We all remember when Putin, in 2010, proposed exactly the same concept, a common house from Lisbon to Vladivostok, and was flatly rebuffed by the EU. It’s very important to remember that this was four years before the Chinese would finalize their own concept of the New Silk Roads. 

Afterward, the only way was down. The final Russia-EU summit took place in Brussels in January 2014 – an eternity ago in politics. 

The intellectual firepower gathered at the Valdai is very much aware that the Iron Curtain 2.0 between Russia and the EU simply won’t disappear.

Soldiers destroy the Iron Curtain at Bratislava on December 11, 1989. Photo: AFP

And all this while the IMF, The Economist and even that Thucydides fallacy proponent admit that China is already, in fact, the world’s top economy.

Russia and China share an enormously long border. They are engaged in a complex, multi-vector “comprehensive strategic partnership.” That did not develop because the estrangement between Russia and the EU/NATO forced Moscow to pivot East, but mostly because the alliance between the world’s neighboring top economic power and top military power makes total Eurasian sense – geopolitically and geoeconomically. 

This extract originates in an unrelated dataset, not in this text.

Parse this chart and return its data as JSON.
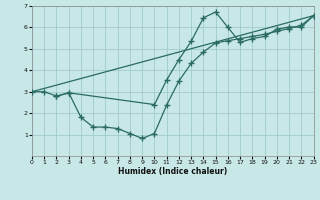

And that totally corroborates Lieven’s diagnosis of the end of “250 years of Anglo-American predominance.”    

It was up to that inestimably smart military analyst Andrey Martyanov, whose latest book I reviewed as a must-read, to come up with the utmost deliciously devastating assessment of Lavrov’s “We had enough” moment: 

Any professional discussion between Lavrov and amateurs such as the EU’s von der Leyen or Germany’s Foreign Minister Maas, who is a lawyer and a party worm of German politics, is a waste of time. Western “elites” and “intellectuals” are simply on a different, much lower level, said Lavrov.

They want to have their Navalny as their toy – let them.

I call on Russia to start wrapping economic activity up with the EU for a long time. They buy Russia’s hydrocarbons and high tech, fine. Other than that, any other activity should be dramatically reduced and the necessity of the Iron Curtain must not be doubted anymore.

As much as Washington is not “agreement-capable,” in the words of President Putin, the same goes for the EU, says Lavrov: “We should stop trying to orient ourselves toward European partners, stop trying to care about their assessments.”

Not only Russia knows it: the overwhelming majority of the Global South also knows it.